On returning home in 1842, he became assistant to Professor Thomas Graham at University College London.  He then held lectureships in chemistry simultaneously at the Aldersgate Medical School and the Middlesex Hospital School of Medicine. In 1849 he was appointed as the inaugural professor of chemistry at Queen's College Galway (now NUI Galway).

Ronalds resigned his chair at Galway in 1856 to run the Bonnington Chemical Works, where the residues from the manufacture of coal gas at the Edinburgh gasworks were processed into valuable products. His partners in the company were John Tennant, eldest son of industrialist Charles Tennant, and John Tennent, whose father Hugh Tennent had helped run the Tennent family's Wellpark Brewery. Hugh Ronalds, a brother of Edmund Ronalds, later also became a partner at Bonnington. Edmund finally closed the works in 1878, when he was suffering extended ill health and Tennent and Tennant had died.

== Research and publication ==
Ronalds’ doctoral research was in the field of agricultural and physiological chemistry. Analysing wax by oxidation he created succinic acid, and published the results in Liebig's journal.

He discovered taurine in human bile, which was announced in the Chemical Gazette (1846). That same year his important paper on urine was read to the Royal Society: he found that urine contained sulphur and phosphorus in both unoxidised and oxidised states and quantified the amounts. The results were of value for clinical urine tests.

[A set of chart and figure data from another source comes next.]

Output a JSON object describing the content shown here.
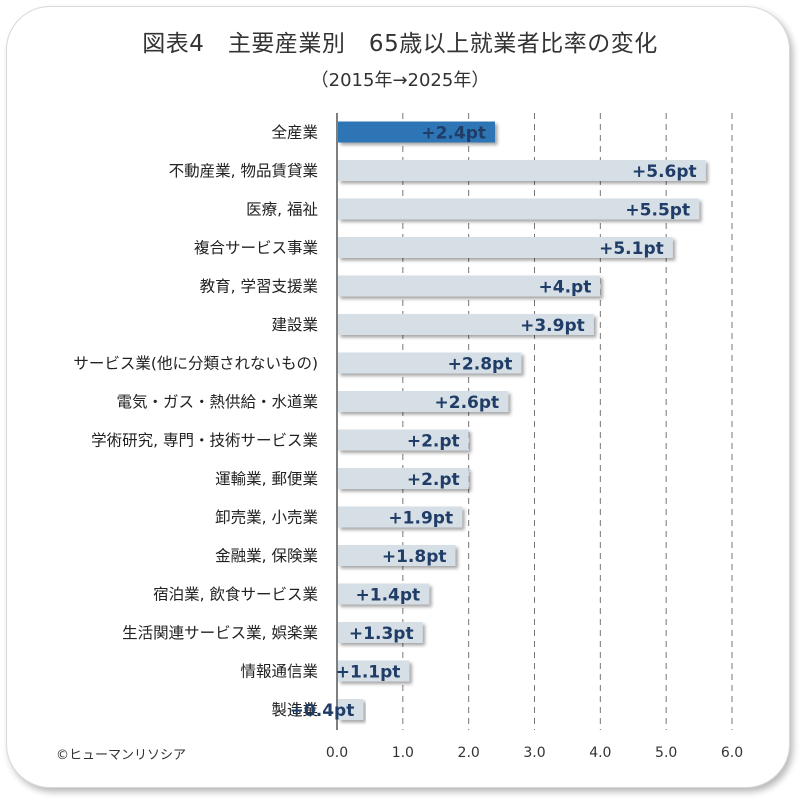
{
  "title": "図表4　主要産業別　65歳以上就業者比率の変化",
  "subtitle": "（2015年→2025年）",
  "copyright": "©ヒューマンリソシア",
  "colors": {
    "highlight_bar": "#2e75b6",
    "bar": "#d6dee6",
    "value_text": "#1f3d66",
    "highlight_value_text": "#ffffff",
    "grid": "#777777",
    "axis": "#555555"
  },
  "chart_data": {
    "type": "bar",
    "orientation": "horizontal",
    "categories": [
      "全産業",
      "不動産業, 物品賃貸業",
      "医療, 福祉",
      "複合サービス事業",
      "教育, 学習支援業",
      "建設業",
      "サービス業(他に分類されないもの)",
      "電気・ガス・熱供給・水道業",
      "学術研究, 専門・技術サービス業",
      "運輸業, 郵便業",
      "卸売業, 小売業",
      "金融業, 保険業",
      "宿泊業, 飲食サービス業",
      "生活関連サービス業, 娯楽業",
      "情報通信業",
      "製造業"
    ],
    "values": [
      2.4,
      5.6,
      5.5,
      5.1,
      4.0,
      3.9,
      2.8,
      2.6,
      2.0,
      2.0,
      1.9,
      1.8,
      1.4,
      1.3,
      1.1,
      0.4
    ],
    "value_labels": [
      "+2.4pt",
      "+5.6pt",
      "+5.5pt",
      "+5.1pt",
      "+4.pt",
      "+3.9pt",
      "+2.8pt",
      "+2.6pt",
      "+2.pt",
      "+2.pt",
      "+1.9pt",
      "+1.8pt",
      "+1.4pt",
      "+1.3pt",
      "+1.1pt",
      "+0.4pt"
    ],
    "highlight_index": 0,
    "xlim": [
      0,
      6
    ],
    "x_ticks": [
      "0.0",
      "1.0",
      "2.0",
      "3.0",
      "4.0",
      "5.0",
      "6.0"
    ],
    "grid": true,
    "grid_style": "dashed vertical",
    "legend": "none"
  }
}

In 1848 he and Thomas Richardson translated and edited Friedrich Ludwig Knapp's book Chemical Technology. The first volumes of a much enlarged second edition were published in 1855. Later volumes in the period to 1867 were written by Richardson and Henry Watts, Ronalds having moved to Bonnington, and a third edition was published in 1889–1903. The book was recognised as a standard text and helped introduce the study of chemical technology at universities in Britain and beyond.

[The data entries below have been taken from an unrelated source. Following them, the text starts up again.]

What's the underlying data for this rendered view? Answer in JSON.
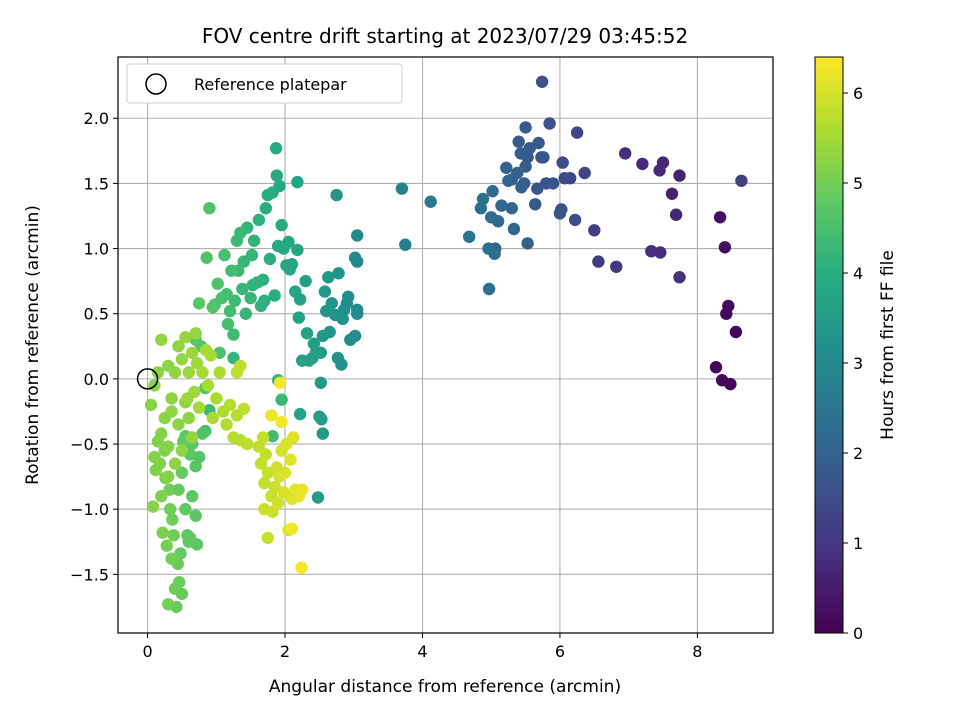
{
  "chart_data": {
    "type": "scatter",
    "title": "FOV centre drift starting at 2023/07/29 03:45:52",
    "xlabel": "Angular distance from reference (arcmin)",
    "ylabel": "Rotation from reference (arcmin)",
    "xlim": [
      -0.43,
      9.1
    ],
    "ylim": [
      -1.95,
      2.47
    ],
    "xticks": [
      0,
      2,
      4,
      6,
      8
    ],
    "yticks": [
      -1.5,
      -1.0,
      -0.5,
      0.0,
      0.5,
      1.0,
      1.5,
      2.0
    ],
    "xtick_labels": [
      "0",
      "2",
      "4",
      "6",
      "8"
    ],
    "ytick_labels": [
      "−1.5",
      "−1.0",
      "−0.5",
      "0.0",
      "0.5",
      "1.0",
      "1.5",
      "2.0"
    ],
    "grid": true,
    "legend": {
      "placement": "top-left",
      "entries": [
        "Reference platepar"
      ]
    },
    "reference_point": {
      "x": 0.0,
      "y": 0.0
    },
    "colorbar": {
      "label": "Hours from first FF file",
      "range": [
        0,
        6.4
      ],
      "ticks": [
        0,
        1,
        2,
        3,
        4,
        5,
        6
      ],
      "tick_labels": [
        "0",
        "1",
        "2",
        "3",
        "4",
        "5",
        "6"
      ],
      "colormap": "viridis"
    },
    "points": [
      [
        8.64,
        1.52,
        1.25
      ],
      [
        8.48,
        -0.04,
        0.1
      ],
      [
        8.56,
        0.36,
        0.1
      ],
      [
        8.36,
        -0.01,
        0.1
      ],
      [
        8.27,
        0.09,
        0.15
      ],
      [
        8.45,
        0.56,
        0.15
      ],
      [
        8.42,
        0.5,
        0.15
      ],
      [
        8.4,
        1.01,
        0.25
      ],
      [
        8.33,
        1.24,
        0.3
      ],
      [
        7.74,
        1.56,
        0.6
      ],
      [
        7.69,
        1.26,
        0.65
      ],
      [
        7.63,
        1.42,
        0.6
      ],
      [
        7.5,
        1.66,
        0.7
      ],
      [
        7.45,
        1.6,
        0.75
      ],
      [
        7.46,
        0.97,
        0.8
      ],
      [
        7.33,
        0.98,
        0.85
      ],
      [
        7.2,
        1.65,
        0.75
      ],
      [
        6.95,
        1.73,
        0.8
      ],
      [
        7.74,
        0.78,
        0.9
      ],
      [
        6.82,
        0.86,
        1.0
      ],
      [
        6.56,
        0.9,
        1.1
      ],
      [
        6.5,
        1.14,
        1.2
      ],
      [
        6.36,
        1.58,
        1.3
      ],
      [
        6.25,
        1.89,
        1.35
      ],
      [
        6.15,
        1.54,
        1.4
      ],
      [
        6.07,
        1.54,
        1.45
      ],
      [
        6.04,
        1.66,
        1.5
      ],
      [
        6.02,
        1.3,
        1.6
      ],
      [
        6.22,
        1.22,
        1.5
      ],
      [
        5.85,
        1.96,
        1.55
      ],
      [
        5.8,
        1.5,
        1.6
      ],
      [
        5.73,
        1.7,
        1.65
      ],
      [
        5.74,
        2.28,
        1.6
      ],
      [
        5.67,
        1.46,
        1.7
      ],
      [
        5.64,
        1.34,
        1.75
      ],
      [
        5.69,
        1.81,
        1.75
      ],
      [
        5.76,
        1.7,
        1.7
      ],
      [
        5.9,
        1.5,
        1.7
      ],
      [
        6.0,
        1.27,
        1.7
      ],
      [
        5.56,
        1.77,
        1.8
      ],
      [
        5.5,
        1.93,
        1.8
      ],
      [
        5.53,
        1.7,
        1.8
      ],
      [
        5.5,
        1.63,
        1.85
      ],
      [
        5.4,
        1.82,
        1.85
      ],
      [
        5.48,
        1.5,
        1.9
      ],
      [
        5.43,
        1.73,
        1.9
      ],
      [
        5.44,
        1.47,
        1.95
      ],
      [
        5.38,
        1.58,
        1.95
      ],
      [
        5.53,
        1.04,
        1.95
      ],
      [
        5.3,
        1.53,
        2.0
      ],
      [
        5.25,
        1.52,
        2.05
      ],
      [
        5.3,
        1.31,
        2.05
      ],
      [
        5.22,
        1.62,
        2.05
      ],
      [
        5.33,
        1.15,
        2.1
      ],
      [
        5.15,
        1.33,
        2.1
      ],
      [
        5.06,
        1.0,
        2.15
      ],
      [
        5.1,
        1.21,
        2.15
      ],
      [
        5.05,
        0.96,
        2.2
      ],
      [
        5.0,
        1.24,
        2.2
      ],
      [
        5.02,
        1.44,
        2.25
      ],
      [
        4.96,
        1.0,
        2.3
      ],
      [
        4.88,
        1.38,
        2.35
      ],
      [
        4.85,
        1.31,
        2.35
      ],
      [
        4.97,
        0.69,
        2.4
      ],
      [
        4.68,
        1.09,
        2.45
      ],
      [
        4.12,
        1.36,
        2.6
      ],
      [
        3.75,
        1.03,
        2.7
      ],
      [
        3.7,
        1.46,
        2.75
      ],
      [
        3.05,
        1.1,
        3.0
      ],
      [
        3.02,
        0.93,
        3.05
      ],
      [
        3.05,
        0.9,
        3.0
      ],
      [
        3.05,
        0.5,
        3.05
      ],
      [
        3.05,
        0.53,
        3.05
      ],
      [
        3.02,
        0.33,
        3.1
      ],
      [
        2.95,
        0.3,
        3.1
      ],
      [
        2.92,
        0.63,
        3.15
      ],
      [
        2.9,
        0.58,
        3.1
      ],
      [
        2.86,
        0.53,
        3.2
      ],
      [
        2.84,
        0.46,
        3.25
      ],
      [
        2.82,
        0.11,
        3.2
      ],
      [
        2.77,
        0.16,
        3.3
      ],
      [
        2.73,
        0.49,
        3.3
      ],
      [
        2.68,
        0.58,
        3.35
      ],
      [
        2.65,
        0.36,
        3.35
      ],
      [
        2.6,
        0.52,
        3.35
      ],
      [
        2.78,
        0.81,
        3.3
      ],
      [
        2.75,
        1.41,
        3.35
      ],
      [
        2.63,
        0.78,
        3.4
      ],
      [
        2.58,
        0.67,
        3.4
      ],
      [
        2.55,
        0.33,
        3.45
      ],
      [
        2.52,
        0.2,
        3.45
      ],
      [
        2.55,
        -0.42,
        3.45
      ],
      [
        2.53,
        -0.31,
        3.5
      ],
      [
        2.5,
        -0.29,
        3.5
      ],
      [
        2.52,
        -0.03,
        3.45
      ],
      [
        2.48,
        -0.91,
        3.5
      ],
      [
        2.45,
        0.2,
        3.55
      ],
      [
        2.42,
        0.27,
        3.55
      ],
      [
        2.4,
        0.16,
        3.6
      ],
      [
        2.35,
        0.14,
        3.6
      ],
      [
        2.32,
        0.35,
        3.65
      ],
      [
        2.3,
        0.75,
        3.6
      ],
      [
        2.25,
        0.14,
        3.65
      ],
      [
        2.22,
        0.61,
        3.65
      ],
      [
        2.22,
        -0.27,
        3.7
      ],
      [
        2.2,
        0.47,
        3.7
      ],
      [
        2.18,
        1.51,
        3.7
      ],
      [
        2.18,
        0.99,
        3.75
      ],
      [
        2.15,
        0.67,
        3.75
      ],
      [
        2.1,
        0.88,
        3.75
      ],
      [
        2.07,
        0.84,
        3.8
      ],
      [
        2.05,
        1.05,
        3.8
      ],
      [
        2.02,
        0.87,
        3.8
      ],
      [
        1.98,
        1.0,
        3.85
      ],
      [
        1.95,
        1.18,
        3.85
      ],
      [
        1.92,
        1.48,
        3.9
      ],
      [
        1.9,
        1.02,
        3.9
      ],
      [
        1.88,
        1.56,
        3.9
      ],
      [
        1.87,
        1.77,
        3.9
      ],
      [
        1.85,
        0.64,
        3.95
      ],
      [
        1.82,
        1.43,
        3.95
      ],
      [
        1.78,
        0.92,
        4.0
      ],
      [
        1.75,
        1.41,
        4.0
      ],
      [
        1.72,
        1.31,
        4.0
      ],
      [
        1.7,
        0.6,
        4.05
      ],
      [
        1.68,
        0.76,
        4.05
      ],
      [
        1.65,
        0.56,
        4.1
      ],
      [
        1.62,
        1.22,
        4.1
      ],
      [
        1.6,
        0.74,
        4.1
      ],
      [
        1.55,
        1.06,
        4.15
      ],
      [
        1.53,
        0.72,
        4.15
      ],
      [
        1.52,
        0.95,
        4.2
      ],
      [
        1.5,
        0.62,
        4.2
      ],
      [
        1.45,
        1.16,
        4.2
      ],
      [
        1.43,
        0.5,
        4.25
      ],
      [
        1.4,
        0.9,
        4.25
      ],
      [
        1.38,
        0.69,
        4.25
      ],
      [
        1.35,
        1.12,
        4.3
      ],
      [
        1.32,
        0.83,
        4.3
      ],
      [
        1.3,
        1.06,
        4.3
      ],
      [
        1.27,
        0.6,
        4.35
      ],
      [
        1.25,
        0.34,
        4.35
      ],
      [
        1.22,
        0.83,
        4.4
      ],
      [
        1.2,
        0.52,
        4.4
      ],
      [
        1.17,
        0.42,
        4.45
      ],
      [
        1.15,
        0.65,
        4.45
      ],
      [
        1.12,
        0.95,
        4.45
      ],
      [
        1.08,
        0.62,
        4.5
      ],
      [
        1.05,
        0.2,
        4.5
      ],
      [
        1.02,
        0.73,
        4.55
      ],
      [
        0.98,
        0.57,
        4.55
      ],
      [
        0.95,
        0.55,
        4.6
      ],
      [
        0.9,
        1.31,
        4.6
      ],
      [
        0.86,
        0.93,
        4.6
      ],
      [
        0.84,
        -0.07,
        4.65
      ],
      [
        0.78,
        0.25,
        4.65
      ],
      [
        0.75,
        0.58,
        4.7
      ],
      [
        0.7,
        0.3,
        4.7
      ],
      [
        1.95,
        -0.16,
        4.3
      ],
      [
        1.9,
        -0.01,
        4.2
      ],
      [
        1.82,
        -0.44,
        4.4
      ],
      [
        1.25,
        0.16,
        4.2
      ],
      [
        0.9,
        -0.24,
        4.35
      ],
      [
        0.84,
        -0.4,
        4.5
      ],
      [
        0.8,
        -0.42,
        4.6
      ],
      [
        0.75,
        -0.6,
        4.65
      ],
      [
        0.7,
        -0.67,
        4.7
      ],
      [
        0.65,
        -0.5,
        4.7
      ],
      [
        0.62,
        -0.58,
        4.75
      ],
      [
        0.6,
        -1.25,
        4.8
      ],
      [
        0.58,
        -1.2,
        4.8
      ],
      [
        0.55,
        -0.44,
        4.8
      ],
      [
        0.52,
        -0.48,
        4.85
      ],
      [
        0.5,
        -0.72,
        4.85
      ],
      [
        0.48,
        -1.34,
        4.85
      ],
      [
        0.46,
        -1.56,
        4.9
      ],
      [
        0.44,
        -1.42,
        4.9
      ],
      [
        0.42,
        -1.4,
        4.9
      ],
      [
        0.4,
        -1.61,
        4.95
      ],
      [
        0.38,
        -1.2,
        4.95
      ],
      [
        0.36,
        -1.08,
        4.95
      ],
      [
        0.35,
        -1.38,
        5.0
      ],
      [
        0.33,
        -1.0,
        5.0
      ],
      [
        0.32,
        -0.85,
        5.0
      ],
      [
        0.3,
        -1.73,
        5.05
      ],
      [
        0.28,
        -1.28,
        5.05
      ],
      [
        0.26,
        -0.76,
        5.05
      ],
      [
        0.25,
        -0.55,
        5.1
      ],
      [
        0.22,
        -1.18,
        5.1
      ],
      [
        0.2,
        -0.9,
        5.1
      ],
      [
        0.18,
        -0.65,
        5.15
      ],
      [
        0.15,
        -0.48,
        5.15
      ],
      [
        0.12,
        -0.7,
        5.15
      ],
      [
        0.1,
        -0.6,
        5.2
      ],
      [
        0.08,
        -0.98,
        5.2
      ],
      [
        0.05,
        -0.2,
        5.2
      ],
      [
        0.42,
        -1.75,
        4.9
      ],
      [
        0.5,
        -1.65,
        4.9
      ],
      [
        0.65,
        -0.9,
        4.8
      ],
      [
        0.7,
        -1.05,
        4.75
      ],
      [
        0.55,
        -1.0,
        4.8
      ],
      [
        0.45,
        -0.85,
        4.85
      ],
      [
        0.62,
        -1.22,
        4.8
      ],
      [
        0.72,
        -1.27,
        4.75
      ],
      [
        0.3,
        -0.52,
        5.15
      ],
      [
        0.2,
        -0.42,
        5.2
      ],
      [
        0.25,
        -0.3,
        5.25
      ],
      [
        0.35,
        -0.15,
        5.25
      ],
      [
        0.4,
        0.05,
        5.3
      ],
      [
        0.45,
        0.25,
        5.3
      ],
      [
        0.5,
        0.15,
        5.35
      ],
      [
        0.55,
        0.32,
        5.35
      ],
      [
        0.6,
        0.05,
        5.4
      ],
      [
        0.65,
        0.2,
        5.4
      ],
      [
        0.68,
        -0.1,
        5.45
      ],
      [
        0.72,
        0.12,
        5.45
      ],
      [
        0.75,
        -0.22,
        5.5
      ],
      [
        0.8,
        0.05,
        5.5
      ],
      [
        0.85,
        0.22,
        5.5
      ],
      [
        0.88,
        -0.05,
        5.55
      ],
      [
        0.92,
        0.18,
        5.55
      ],
      [
        0.95,
        -0.3,
        5.55
      ],
      [
        1.0,
        -0.15,
        5.6
      ],
      [
        1.05,
        0.05,
        5.6
      ],
      [
        1.1,
        -0.25,
        5.6
      ],
      [
        1.15,
        -0.35,
        5.65
      ],
      [
        1.2,
        -0.2,
        5.65
      ],
      [
        1.25,
        -0.45,
        5.7
      ],
      [
        1.3,
        -0.28,
        5.7
      ],
      [
        1.35,
        -0.47,
        5.7
      ],
      [
        1.4,
        -0.23,
        5.75
      ],
      [
        1.3,
        0.05,
        5.75
      ],
      [
        1.35,
        0.1,
        5.75
      ],
      [
        1.45,
        -0.5,
        5.75
      ],
      [
        0.3,
        0.1,
        5.25
      ],
      [
        0.2,
        0.3,
        5.3
      ],
      [
        0.15,
        0.05,
        5.25
      ],
      [
        0.1,
        -0.05,
        5.25
      ],
      [
        0.35,
        -0.25,
        5.3
      ],
      [
        0.45,
        -0.35,
        5.25
      ],
      [
        0.55,
        -0.18,
        5.3
      ],
      [
        0.6,
        -0.3,
        5.3
      ],
      [
        0.65,
        -0.45,
        5.35
      ],
      [
        0.5,
        -0.55,
        5.3
      ],
      [
        0.4,
        -0.65,
        5.25
      ],
      [
        0.3,
        -0.75,
        5.2
      ],
      [
        0.58,
        -0.15,
        5.4
      ],
      [
        0.7,
        0.35,
        5.35
      ],
      [
        1.62,
        -0.52,
        5.75
      ],
      [
        1.65,
        -0.65,
        5.8
      ],
      [
        1.7,
        -0.8,
        5.8
      ],
      [
        1.72,
        -0.58,
        5.85
      ],
      [
        1.75,
        -0.72,
        5.85
      ],
      [
        1.8,
        -0.9,
        5.9
      ],
      [
        1.82,
        -1.02,
        5.9
      ],
      [
        1.85,
        -0.83,
        5.9
      ],
      [
        1.88,
        -0.68,
        5.95
      ],
      [
        1.9,
        -0.95,
        5.95
      ],
      [
        1.92,
        -0.75,
        6.0
      ],
      [
        1.95,
        -0.55,
        6.0
      ],
      [
        1.98,
        -0.87,
        6.0
      ],
      [
        2.0,
        -0.72,
        6.05
      ],
      [
        2.02,
        -0.5,
        6.05
      ],
      [
        2.05,
        -1.16,
        6.05
      ],
      [
        2.08,
        -0.62,
        6.1
      ],
      [
        2.1,
        -0.92,
        6.1
      ],
      [
        2.12,
        -0.45,
        6.1
      ],
      [
        2.15,
        -0.85,
        6.15
      ],
      [
        2.2,
        -0.9,
        6.15
      ],
      [
        2.25,
        -0.85,
        6.2
      ],
      [
        2.24,
        -1.45,
        6.35
      ],
      [
        2.1,
        -1.15,
        6.3
      ],
      [
        1.95,
        -0.33,
        6.3
      ],
      [
        1.93,
        -0.03,
        6.3
      ],
      [
        1.8,
        -0.28,
        6.25
      ],
      [
        1.75,
        -1.22,
        5.85
      ],
      [
        1.7,
        -1.0,
        5.9
      ],
      [
        1.68,
        -0.45,
        5.85
      ]
    ]
  }
}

As secretary of the Chemical Society, he edited the first two volumes of the Journal of the Chemical Society for 1849 and 1850. In 1852 he published an analysis of the oil of the basking shark, emphasising its unusual and valuable properties.

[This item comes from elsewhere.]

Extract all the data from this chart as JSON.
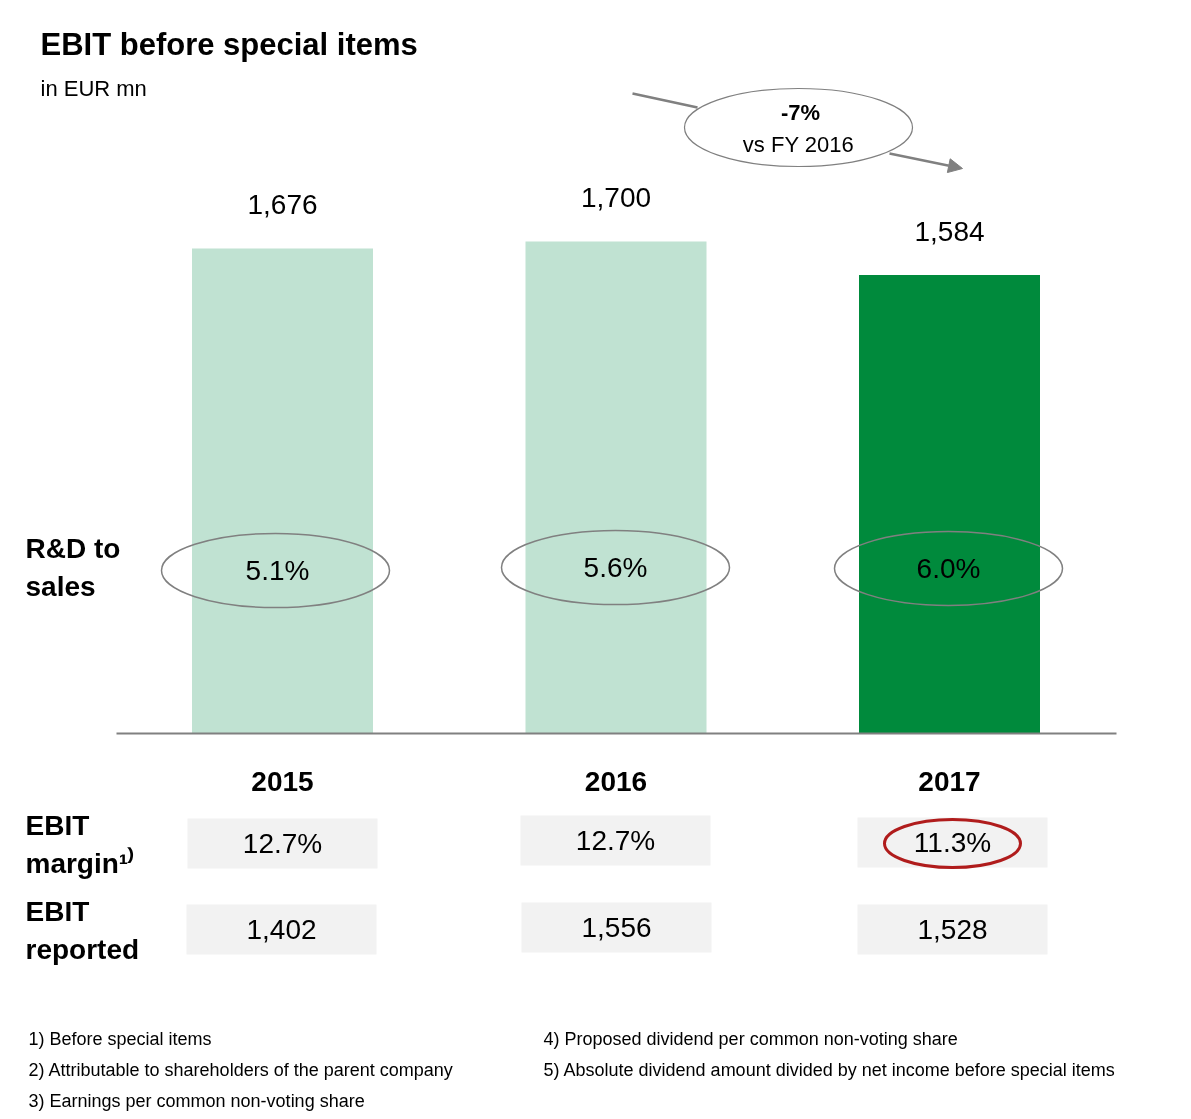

While running the Bonnington works, he read a paper to the Royal Society of Edinburgh in 1864 on the volatile components of Pennsylvanian light petroleum. He isolated several simple hydrocarbons dissolved in the crude - ethane, propane and butane - and described the properties of the last, also for the first time. Other research conducted at the firm was published in Georg Lunge’s treatise on the distillation of coal tar.

When he retired from business, he established a private research laboratory which any chemist was welcome to use.

== Family and death ==
Ronalds married John Tennent's sister Barbara Christian Tennent on 23 December 1850 and they had three sons and three daughters. They advanced funding to enable their eldest son, chemist Edmund Hugh Ronalds, to purchase the Live Oak Plantation in Florida where he wintered each year.  On his death, it passed to his brother Dr Tennent Ronalds, an obstetrician, who enjoyed hunting and fishing there and at the Orchard Pond Plantation he also purchased.

Ronalds died at his home Bonnington House, Leith (immediately north of Pilrig House) on 9 September 1889 and was buried in Rosebank Cemetery nearby; the grave is just south of the main eastwest path.